As part of our 25 Days of Christmas I’m trying out two new traditional Christmas recipes – fruitcake and plum pudding. These are not the traditional recipes, I would have had to start those about a month or more ago, and being the procrastinator that I am, that didn’t happen. Also, the traditional recipes are made with things like candied fruits, citron, and alcohol; and I’m only guessing here, but I think the combining of these ingredients may be the reason most people don’t like them. I like fruitcake (I know, I know – strange), but I wanted to make something everyone would eat, because after all, I don’t want to eat it all myself.

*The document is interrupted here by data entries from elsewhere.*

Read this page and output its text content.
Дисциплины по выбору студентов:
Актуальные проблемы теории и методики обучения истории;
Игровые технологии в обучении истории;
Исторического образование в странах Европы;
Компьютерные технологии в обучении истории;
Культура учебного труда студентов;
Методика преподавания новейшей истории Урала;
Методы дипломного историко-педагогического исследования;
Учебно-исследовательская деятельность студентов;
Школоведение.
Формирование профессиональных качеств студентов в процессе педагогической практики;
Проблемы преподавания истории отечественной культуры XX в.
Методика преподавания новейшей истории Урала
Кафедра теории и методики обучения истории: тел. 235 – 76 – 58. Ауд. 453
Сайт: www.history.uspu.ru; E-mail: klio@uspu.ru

The plum pudding recipe is absolutely nothing like the traditional, it’s more of a bread pudding made with plums, and it is so delicious that the oldest boy Crazy had two servings and he probably would have eaten more. So, without further ado…
- 1 ½ C. mixed dried fruit (I used golden raisins, craisins, and chopped dates)
- ½ C. unsalted butter
- ½ C. light brown sugar
- 2/3 C. strong black tea (I actually used a rooibos)
- 1 egg, beaten
- 1 c. or 125 g. self-rising flour
- Preheat oven to 350*F.
- In a sauce pan cook dried fruit, butter, sugar and tea over med-high heat.
- Bring to a boil and then simmer for 20 minutes.
- Remove from stove and allow to cool.
- Stir in egg and flour.
- Pour into a greased 1 lb. loaf pan.
- Bake 1 ½ hours.
This is a super easy recipe; however, I almost made it into a great big disaster. Friday I came down with my annual Christmas cold and it has settled itself in my head, making everything cloudy. Anyways, when I added the butter I cut one cube in half making it only ¼ c. of butter. I caught my mistake after I simmered it for 20 minutes, so I just added the other ¼ C. to the boiled mixture which actually helped to cool it down quicker. Then my next big ut-oh was with the egg – I mixed everything together put it in the baking pan and set it in the oven to bake. I was cleaning up and thinking to myself, “Boy it’s strange that the recipe didn’t call for an egg”. Well, sure enough, I went back to the recipe and there it was -1 egg, beaten. So, I yanked that pan out of the oven and added the egg. Luckily, it had only been about 1 minute since I put it in, and all was fine.
- 20 slices white sandwich bread, crust removed
- 2 (15oz) cans purple plums
- 2 C. golden raisins
- 1 ½ C. granulated sugar
- 2 tsp. cinnamon
- 1 C. butter, melted (that’s 2 sticks, for those of us with head colds)
- 7 large eggs
- 2 C. heavy cream
- Grease and flour a Bundt pan.
- Divide bread into 3 stacked piles (7, 7, and 6).
- Cut each stack into 4 squares (just make a + in your stack).
- Arrange the small squares from your first stack in your pan, covering the bottom.
- Pit and slice open about 10 plums, then place cut side down on top of bread.
- Spread 1 C. of raisins over plums.
- Mix ½ C. sugar and 1 tsp. cinnamon and sprinkle over pan contents.
- Pour ½ C. butter over everything in the pan.
- Repeat all of the above steps 1 more time.
- Finally, press last stack of bread into pan.
- Sprinkle ½ C. sugar over bread.
- In a mixing bowl, beat all the eggs and then mix in all the cream.
- Place Bundt pan onto a cookie sheet and slowly pour egg mixture into your Bundt pan. (Don’t rush, allow mixture to sink into bread)
- Sprinkle with nutmeg.
- Let it all sit for about 30 minutes.
- Heat oven to 350*F, then bake for 70 minutes.
When this is all finished it will look like a fancy bread pudding. Serve it warm with hard or light sauce, or vanilla ice cream. It is mmm-yummy.
I know these recipes are nothing like the traditional ones, but they’re something most people WILL eat and they don’t take a month to make. You can make and eat these all in the same day, and you can tell yourself, you are having a little bit of Christmas past.